The Urban Design Project, School of Architecture and Planning at the University of Buffalo has published Olmsted in Buffalo and Niagara, a history and guidebook written about visionary landscape architect Frederick Law Olmsted and the remarkable park systems he designed in Western New York at the end of the 19th century. Olmsted worked for 30 years in Buffalo and Niagara Falls.
The book is authored by Lynda Schneekloth, ASLA, Robert Shibley, FAIA and Thomas Yots, M. Arch.
The Olmsted Parks Conservancy notes Delaware Park (pictured) was the centerpiece of the Buffalo park system and ''one of the relatively few true parks'' he created, meaning Olmsted considered only a large, natural setting that completely isolated from the urban environment could truly be called a park. Olmsted selected this site. The park has a lake, a large meadow and significant woods.
The authors say Olmsted imprinted his vision about the power of nature to heal and enrich urban life in Buffalo and Niagara Falls. Assisted by his sons and by business partner Calvin Vaux, he gave Western New York two of its most important works, the Buffalo Olmsted Park and Parkway System, and the Niagara Reservation.
''He left behind something much more complex and integral to the city: six parks and the greenways that connect them,'' says Schneekloth. ''This vision of a green necklace running through what Olmsted called the 'best planned city in America.'''
Olmsted was also a major force in the ''Free Niagara'' movement, restoring landscapes around Niagara Falls.
Yots says the creation of the Niagara Reservation, the oldest state park in the U.S., assures the preservation of Niagara Falls, or as Olmsted said, ''preserved in the picturesque condition in which it was originally laid out by the hands of nature.'''
Olmsted, for most people, means Central Park, but of course he enjoyed hundreds of commissions for important private estates, major academic campuses and state and provincial parks throughout the U.S. and Canada, among them the U.S. Capital grounds and about a dozen parks and parkways in Brooklyn, Manhattan, Queens and Staten Island.
Today, the not-for-profit Buffalo Olmsted Parks Conservancy promotes, preserves, restores, enhances and ensures maintenance of the Olmsted Parks and Parkways in the greater Buffalo area, with the assistance of a battalion of volunteers.

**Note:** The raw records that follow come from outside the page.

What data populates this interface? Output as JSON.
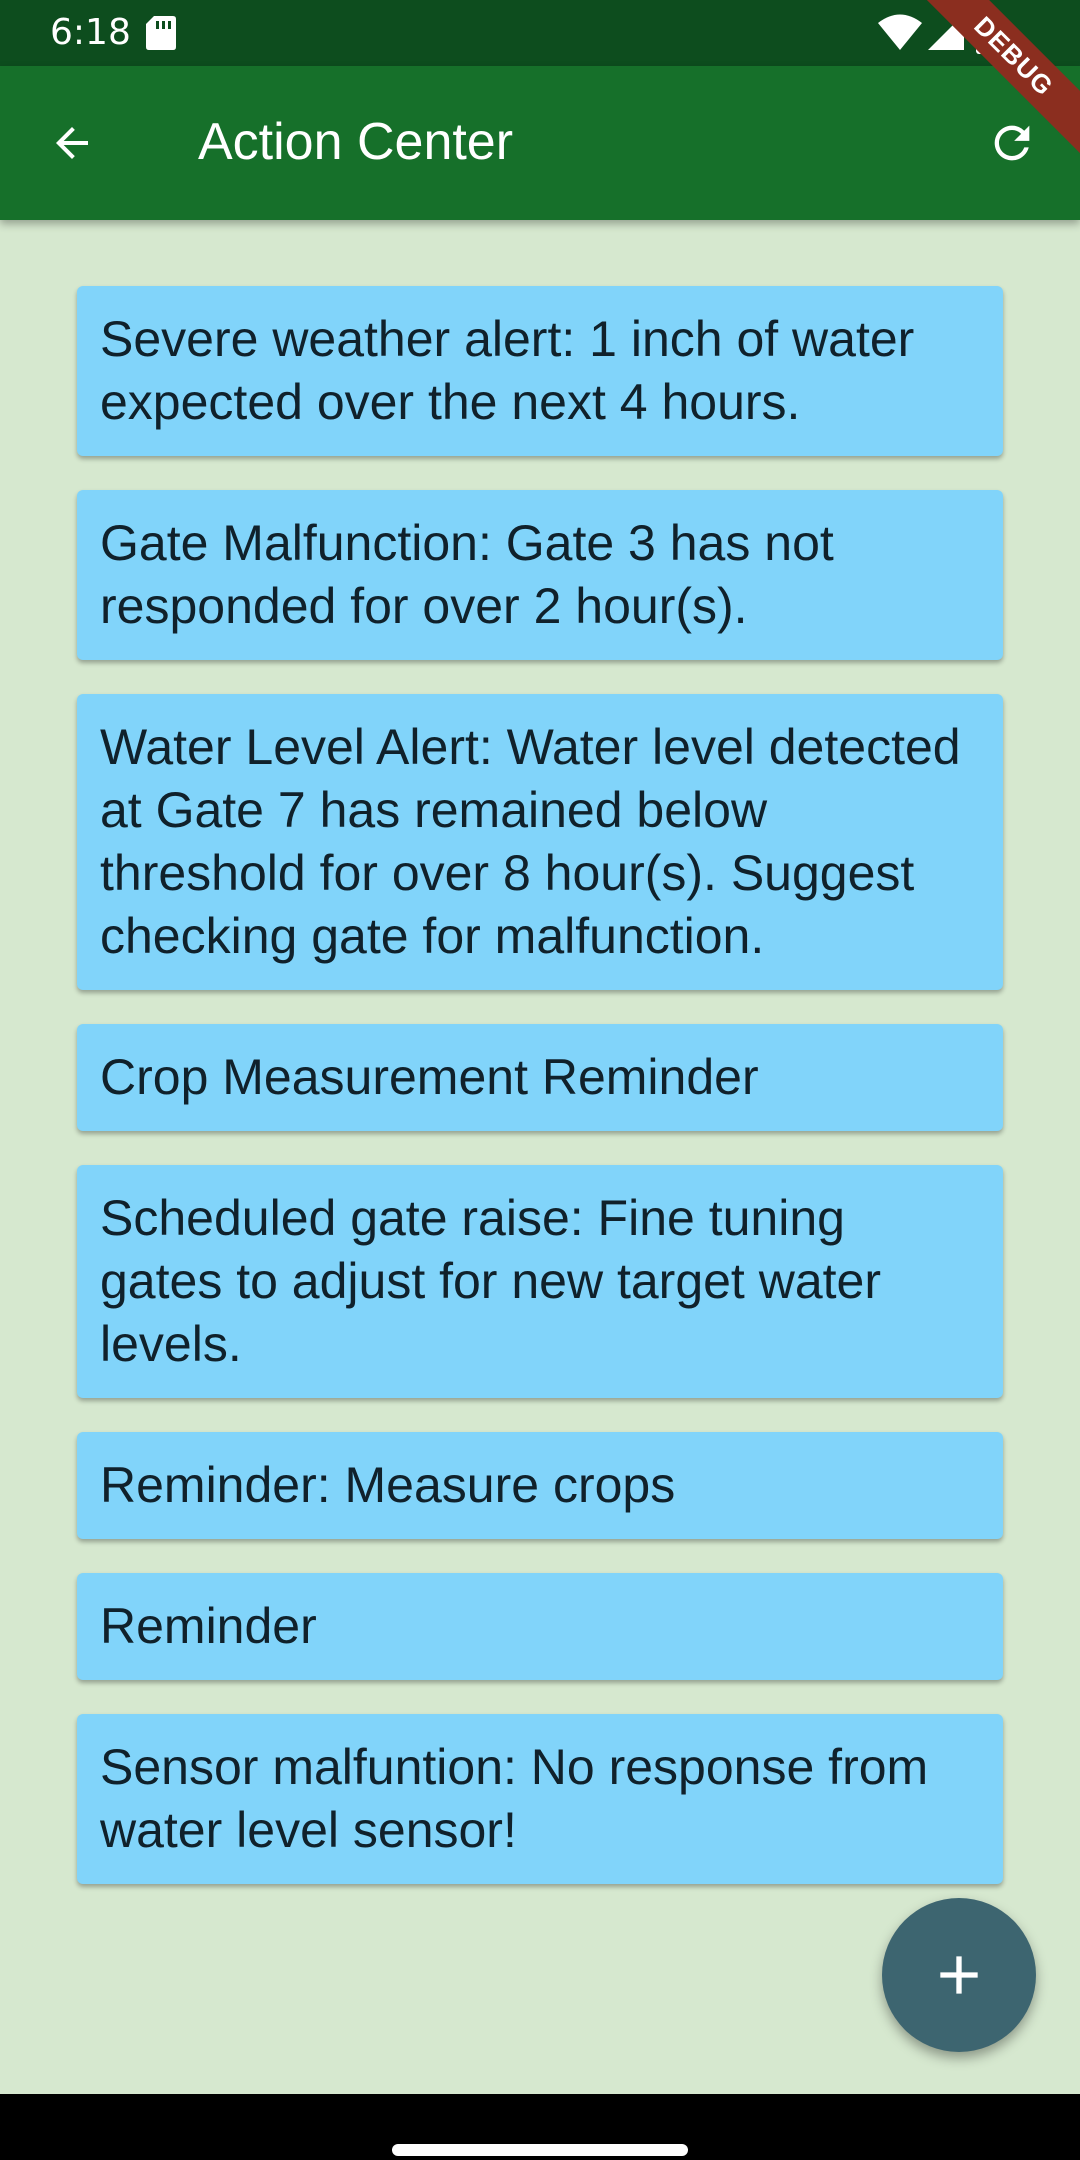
{
  "status_bar": {
    "time": "6:18",
    "icons": [
      "sd-card-icon",
      "wifi-icon",
      "cell-signal-icon",
      "battery-icon"
    ]
  },
  "debug_banner": "DEBUG",
  "app_bar": {
    "title": "Action Center",
    "back_icon": "arrow-back-icon",
    "refresh_icon": "refresh-icon",
    "background_color": "#16702a"
  },
  "notifications": [
    {
      "text": "Severe weather alert: 1 inch of water expected over the next 4 hours."
    },
    {
      "text": "Gate Malfunction: Gate 3 has not responded for over 2 hour(s)."
    },
    {
      "text": "Water Level Alert: Water level detected at Gate 7 has remained below threshold for over 8 hour(s). Suggest checking gate for malfunction."
    },
    {
      "text": "Crop Measurement Reminder"
    },
    {
      "text": "Scheduled gate raise: Fine tuning gates to adjust for new target water levels."
    },
    {
      "text": "Reminder: Measure crops"
    },
    {
      "text": "Reminder"
    },
    {
      "text": "Sensor malfuntion: No response from water level sensor!"
    }
  ],
  "fab": {
    "icon": "plus-icon",
    "color": "#3d6570"
  },
  "colors": {
    "page_background": "#d6e8cf",
    "card_background": "#81d4fa",
    "status_bar": "#0d4d1e"
  }
}
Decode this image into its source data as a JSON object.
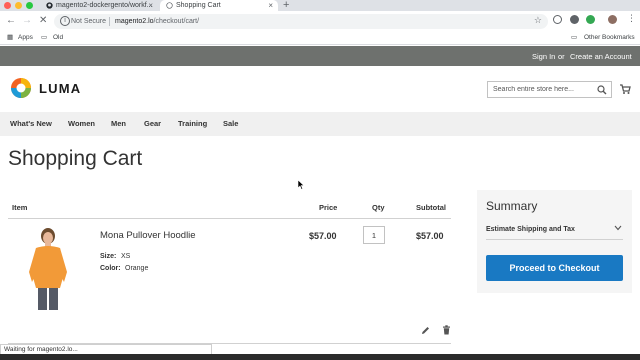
{
  "browser": {
    "tabs": [
      {
        "title": "magento2-dockergento/workf...",
        "active": false
      },
      {
        "title": "Shopping Cart",
        "active": true
      }
    ],
    "new_tab_label": "+",
    "nav": {
      "back": "←",
      "forward": "→",
      "reload": "✕"
    },
    "address": {
      "security_label": "Not Secure",
      "host": "magento2.lo",
      "path": "/checkout/cart/"
    },
    "bookmarks": {
      "apps": "Apps",
      "old": "Old",
      "other": "Other Bookmarks"
    },
    "status_text": "Waiting for magento2.lo..."
  },
  "site": {
    "panel": {
      "sign_in": "Sign In",
      "or": "or",
      "create_account": "Create an Account"
    },
    "logo_text": "LUMA",
    "search_placeholder": "Search entire store here...",
    "nav": [
      "What's New",
      "Women",
      "Men",
      "Gear",
      "Training",
      "Sale"
    ]
  },
  "cart": {
    "page_title": "Shopping Cart",
    "columns": {
      "item": "Item",
      "price": "Price",
      "qty": "Qty",
      "subtotal": "Subtotal"
    },
    "items": [
      {
        "name": "Mona Pullover Hoodlie",
        "options": [
          {
            "label": "Size:",
            "value": "XS"
          },
          {
            "label": "Color:",
            "value": "Orange"
          }
        ],
        "price": "$57.00",
        "qty": "1",
        "subtotal": "$57.00"
      }
    ]
  },
  "summary": {
    "title": "Summary",
    "estimate_label": "Estimate Shipping and Tax",
    "checkout_label": "Proceed to Checkout"
  },
  "colors": {
    "panel": "#6e716e",
    "nav_bg": "#f0f0f0",
    "primary_button": "#1979c3",
    "summary_bg": "#f5f5f5"
  }
}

Olmsted aficionados will certainly enjoy this book, which can be purchased for $12.95 at BuffaloBooks.com or at bookstores.
About the authors:
Lynda Schneekloth is a landscape architect and professor emerita of architecture at the UB School of Architecture and Planning. She is director of landscape for the university's Urban Design Project and author or co-author of six books, including The Olmsted City, with Shibley; Reconsidering Concrete Atlantis: Buffalo's Grain Elevators; and ''Changing Places: Remaking Institutional Buildings.''
Robert Shibley, FAIA, is dean of the UB School of Architecture and Planning, founder of the Urban Design Project and a certified planner. He and Schneekloth have co-author Placemaking: The Art and Science of Building a Community.''
Thomas Yots, a public school teacher for 31 years, has a master's in architecture and is a noted Buffalo/Niagara Falls writer, preservationist and specialist in adaptive reuse. With Schneekloth, he co-authored The Power Trail: Hydroelectricity at Niagara and contributed to Schneekloth's Reconsidering Atlantis. Yots serves on the executive committee of the not-for-profit Preservation Buffalo Niagara, and is former city historian of Niagara Falls, N.Y.